Use a user-defined list of values to be randomly allocated as the anonymized value



Allocate and automatically incremented number to the anonymized value



Allocate a number from a range to the anonymized value


Customizable SQL Function

Iban, Social Security, Credit Card… The SQL functions are provided with their code so they can be customized for your specific needs



Allocate a constant value to the anonymized value (E.g. email =


Data Set

Use provided data sets such as names and addresses corresponding to your country



Use data from a database table you provide

Data in multiple and heterogeneous databases

Creating unified consistent dictionaries
When your organization uses multiple databases even not belonging to the same RDBMS, you can set a model for each one. If the same column group (for example Customer Name) exists in the different databases, you provide the same Group Name for each. Anonymize-DB will make sure to use an updated dictionary table using the latest additions from the other databases, so that the anonymization is coherent among all the database (e.g.: the same anonymized customer name is used among ALL its instances in ALL the databases).

Isolation between Prod and Dev
in a properly managed DevOps environment non-anonymized Prod data should not be available in Dev.

  • Need for SQL Scripts
    To achieve this, the sample Prod data must be anonymized by an Infrastructure operator before making it available in Prod. Anonymize-DB produces an SQL script which anonymizes the data. The SQL script is run in Prod by the infrastructure operator
  • Non-Proprietary code
    The SQL script produced is pure SQL and does not include any hidden proprietary code thus avoiding any dependency
  • Repeatable process on multiple environments and data sets
    The script can be used for multiple data sets and environments yielding to a repeatable and automatable process


Anonymization is an additional process to making data available in Dev/Test which should minimally impact the time of delivery of Dev/Test data.
When the analysis of what should be anonymized is properly conducted, you will usually find that only a small subset of the tables and total records of your database needs to be actually anonymized.

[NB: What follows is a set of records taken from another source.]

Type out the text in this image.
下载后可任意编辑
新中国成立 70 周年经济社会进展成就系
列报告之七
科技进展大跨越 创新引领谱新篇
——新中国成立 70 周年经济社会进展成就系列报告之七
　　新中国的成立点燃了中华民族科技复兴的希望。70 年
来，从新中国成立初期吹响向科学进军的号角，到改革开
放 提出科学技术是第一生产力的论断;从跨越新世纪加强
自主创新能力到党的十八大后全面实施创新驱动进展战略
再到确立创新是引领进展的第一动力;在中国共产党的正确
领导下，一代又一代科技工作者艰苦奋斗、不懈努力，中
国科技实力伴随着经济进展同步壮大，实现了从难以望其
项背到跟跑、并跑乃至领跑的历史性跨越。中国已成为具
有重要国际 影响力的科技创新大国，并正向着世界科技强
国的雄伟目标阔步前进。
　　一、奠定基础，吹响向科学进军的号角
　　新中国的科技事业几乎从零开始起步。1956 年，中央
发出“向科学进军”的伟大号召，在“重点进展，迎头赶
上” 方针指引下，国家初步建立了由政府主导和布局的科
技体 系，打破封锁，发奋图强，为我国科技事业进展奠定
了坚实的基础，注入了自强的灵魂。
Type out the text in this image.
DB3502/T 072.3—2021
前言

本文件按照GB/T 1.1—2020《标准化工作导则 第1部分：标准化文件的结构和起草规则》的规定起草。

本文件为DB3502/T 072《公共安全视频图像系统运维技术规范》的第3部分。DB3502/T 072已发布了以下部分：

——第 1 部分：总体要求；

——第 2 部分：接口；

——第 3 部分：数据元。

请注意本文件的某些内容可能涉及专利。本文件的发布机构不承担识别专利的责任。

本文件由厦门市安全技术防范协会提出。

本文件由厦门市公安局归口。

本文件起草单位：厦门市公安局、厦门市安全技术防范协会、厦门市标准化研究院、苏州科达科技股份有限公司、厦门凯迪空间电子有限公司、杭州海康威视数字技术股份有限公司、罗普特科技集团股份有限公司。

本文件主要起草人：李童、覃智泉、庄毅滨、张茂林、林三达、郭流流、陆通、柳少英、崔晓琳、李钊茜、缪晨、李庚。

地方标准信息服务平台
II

  • Use compact Test/Dev data (see Extractor)
    Test/Dev environments typically contain only a small subset of what is present in Prod. Obviously, the smaller the data set, the less time it will take to anonymize it
  • Reversibility:
    • Can be used to reverse to the original value if needed and authorized
  • There is no need to anonymize everything, it must be a smart process. Rely on our experience to build with you the most efficient process


Graphical and textual
Documentation of the anonymization process is supplied in both textual form (list of fields to anonymize and anonymization method) as well as in Entity Relationships Diagrams focusing on the current anonymized columns.

This documentation is important for:

    • Checking with application developers and system analysts the validity of the column groups
    • System evolution when new potentially sensitive columns are added to the database
    • Auditing reports